- Born: George Bernard Frazer 28 December 1933 Freetown, Sierra Leone
- Died: 20 January 2018 (aged 84) Freetown, Sierra Leone
- Education: University of Aberdeen
- Occupations: Medical Doctor, Gynaecologist

= George Bernard Frazer =

Sierra Leonean physician

George Bernard Frazer, OR, JP, FRCOG, FWACS (28 December 1933 – 20 January 2018), commonly known as Bernard Frazer was a Sierra Leonean medical doctor.

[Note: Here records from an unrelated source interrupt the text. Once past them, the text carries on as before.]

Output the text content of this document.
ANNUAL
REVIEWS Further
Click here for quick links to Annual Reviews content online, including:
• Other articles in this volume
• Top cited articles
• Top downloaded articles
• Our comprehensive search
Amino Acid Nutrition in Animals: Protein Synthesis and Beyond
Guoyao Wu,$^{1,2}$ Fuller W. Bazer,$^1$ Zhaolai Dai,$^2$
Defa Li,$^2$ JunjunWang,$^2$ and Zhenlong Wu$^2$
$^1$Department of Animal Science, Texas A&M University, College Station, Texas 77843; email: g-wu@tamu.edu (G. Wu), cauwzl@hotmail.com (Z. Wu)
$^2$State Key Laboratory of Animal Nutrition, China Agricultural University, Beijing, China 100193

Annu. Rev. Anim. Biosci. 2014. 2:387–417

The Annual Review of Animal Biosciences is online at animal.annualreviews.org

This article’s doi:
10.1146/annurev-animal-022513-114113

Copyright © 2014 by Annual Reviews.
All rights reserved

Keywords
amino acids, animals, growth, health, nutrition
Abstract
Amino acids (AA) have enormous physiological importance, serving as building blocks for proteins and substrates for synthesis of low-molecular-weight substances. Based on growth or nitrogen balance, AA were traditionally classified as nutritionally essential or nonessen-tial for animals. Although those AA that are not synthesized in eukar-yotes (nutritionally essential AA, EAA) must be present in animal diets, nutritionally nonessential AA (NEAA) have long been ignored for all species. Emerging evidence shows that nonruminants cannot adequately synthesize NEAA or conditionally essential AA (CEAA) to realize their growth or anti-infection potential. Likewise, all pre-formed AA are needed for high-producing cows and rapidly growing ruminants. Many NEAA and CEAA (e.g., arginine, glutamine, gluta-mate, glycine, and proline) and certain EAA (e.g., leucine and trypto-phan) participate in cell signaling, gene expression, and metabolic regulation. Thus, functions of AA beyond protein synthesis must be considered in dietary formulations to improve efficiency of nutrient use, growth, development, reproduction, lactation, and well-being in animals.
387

Frazer was a gynaecologist based in Freetown, Sierra Leone.

==Early life==
George Bernard Frazer was born on 28 December 1933 in Freetown, Sierra Leone to Theophilus Frazer of Murray Town, Sierra Leone and Martha Frazer, née Peters. His Sierra Leonean parents were of Creole provenance.

==Education==
Frazer attended the Prince of Wales Secondary School in Freetown, Sierra Leone. He was senior prefect and headboy of the Prince of Wales in 1954.

He was subsequently educated at the University of Aberdeen and qualified as a medical doctor in 1963.

==Career==
Dr Bernard Frazer returned to Sierra Leone and established a gynaecology practice at Wellington Street, Freetown.

Frazer also practiced medicine in Britain, Jamaica, and the Grand Cayman Islands.

He received the Order of the Rokel for his contributions to medicine.

==Death==
George Bernard Frazer died on 20 January 2018.